Dall’8 aprile 2019 l’accesso alla ULEZ sarà interdetto alle auto a benzina Euro 4, ai Diesel Euro 6 e ai motocicli Euro 3. Per chi non la rispetta multe salatissime fino a più di 1000 Euro.

I grandi agglomerati urbani cominciano ad affrontare il problema dell’inquinamento atmosferico per quello che è: una emergenza sanitaria. Se a Milano tra poco più di un mese entrerà in vigore l’Area B (la più vasta zona a traffico limitato d’Italia che comprende quasi 1.400.000 abitanti – il 97,6 per cento della popolazione residente – e vasta quasi quanto i confini della città ovvero il 72 per cento dell’intero territorio comunale) a Londra le cose vanno ancora meglio.

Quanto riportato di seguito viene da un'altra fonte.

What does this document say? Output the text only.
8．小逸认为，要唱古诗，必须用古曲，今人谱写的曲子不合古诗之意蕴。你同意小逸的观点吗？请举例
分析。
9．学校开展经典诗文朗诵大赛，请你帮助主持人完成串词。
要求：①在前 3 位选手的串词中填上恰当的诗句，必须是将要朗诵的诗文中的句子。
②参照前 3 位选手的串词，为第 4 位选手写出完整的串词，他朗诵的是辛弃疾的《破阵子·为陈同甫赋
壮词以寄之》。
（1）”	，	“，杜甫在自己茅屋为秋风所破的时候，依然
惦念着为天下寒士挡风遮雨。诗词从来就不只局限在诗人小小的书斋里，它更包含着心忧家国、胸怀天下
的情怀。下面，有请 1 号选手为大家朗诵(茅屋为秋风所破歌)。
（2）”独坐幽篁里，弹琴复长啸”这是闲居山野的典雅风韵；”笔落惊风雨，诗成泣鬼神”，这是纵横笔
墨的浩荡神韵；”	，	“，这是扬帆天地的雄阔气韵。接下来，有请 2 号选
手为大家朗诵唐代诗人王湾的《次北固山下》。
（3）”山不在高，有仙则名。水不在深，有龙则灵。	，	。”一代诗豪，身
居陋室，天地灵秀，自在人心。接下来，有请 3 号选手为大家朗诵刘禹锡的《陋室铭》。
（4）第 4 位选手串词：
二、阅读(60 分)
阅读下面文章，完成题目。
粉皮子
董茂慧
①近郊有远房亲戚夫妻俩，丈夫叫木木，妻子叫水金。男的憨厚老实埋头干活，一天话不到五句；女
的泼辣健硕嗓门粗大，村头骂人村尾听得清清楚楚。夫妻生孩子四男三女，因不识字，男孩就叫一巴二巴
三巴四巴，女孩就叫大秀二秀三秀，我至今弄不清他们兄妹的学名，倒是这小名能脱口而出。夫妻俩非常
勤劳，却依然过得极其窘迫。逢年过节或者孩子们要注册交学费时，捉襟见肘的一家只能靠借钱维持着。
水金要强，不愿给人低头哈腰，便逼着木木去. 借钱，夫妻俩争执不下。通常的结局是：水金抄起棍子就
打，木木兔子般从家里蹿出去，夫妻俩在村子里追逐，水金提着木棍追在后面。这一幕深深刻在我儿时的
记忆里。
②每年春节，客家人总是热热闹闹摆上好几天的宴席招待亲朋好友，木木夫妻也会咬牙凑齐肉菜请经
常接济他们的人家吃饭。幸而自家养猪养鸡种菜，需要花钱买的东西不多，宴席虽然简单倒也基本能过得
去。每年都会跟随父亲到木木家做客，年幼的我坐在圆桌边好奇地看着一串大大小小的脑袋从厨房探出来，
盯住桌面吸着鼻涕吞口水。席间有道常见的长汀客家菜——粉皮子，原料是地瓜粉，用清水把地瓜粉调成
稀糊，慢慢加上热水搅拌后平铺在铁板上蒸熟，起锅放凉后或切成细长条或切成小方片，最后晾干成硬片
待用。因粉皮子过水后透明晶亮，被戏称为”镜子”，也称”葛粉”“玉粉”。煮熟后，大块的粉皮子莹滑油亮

A tre mesi dal lancio della prima Ultra Low Emission Zone (ULEZ) al mondo, il sindaco di Londra, Sadiq Khan, ha invitato gli automobilisti a verificare se i loro veicoli soddisfano i nuovi e più rigorosi standard di emissioni che verranno introdotti per contrastare l’inquinamento atmosferico nella capitale britannica. La leva utilizzata dall’amministrazione londinese è l’emergenza sanitaria. L’appello nel quale i londinesi vengono invitati a controllare le proprie auto recita: “In tutto il paese, l’aria tossica causa 40.000 morti premature all’anno e aumenta il rischio di asma, cancro, demenza – impone un onere finanziario di 20 miliardi di sterline all’anno. L’aria sporca di Londra peggiora le malattie croniche, riduce l’aspettativa di vita e danneggia lo sviluppo dei polmoni nei bambini”.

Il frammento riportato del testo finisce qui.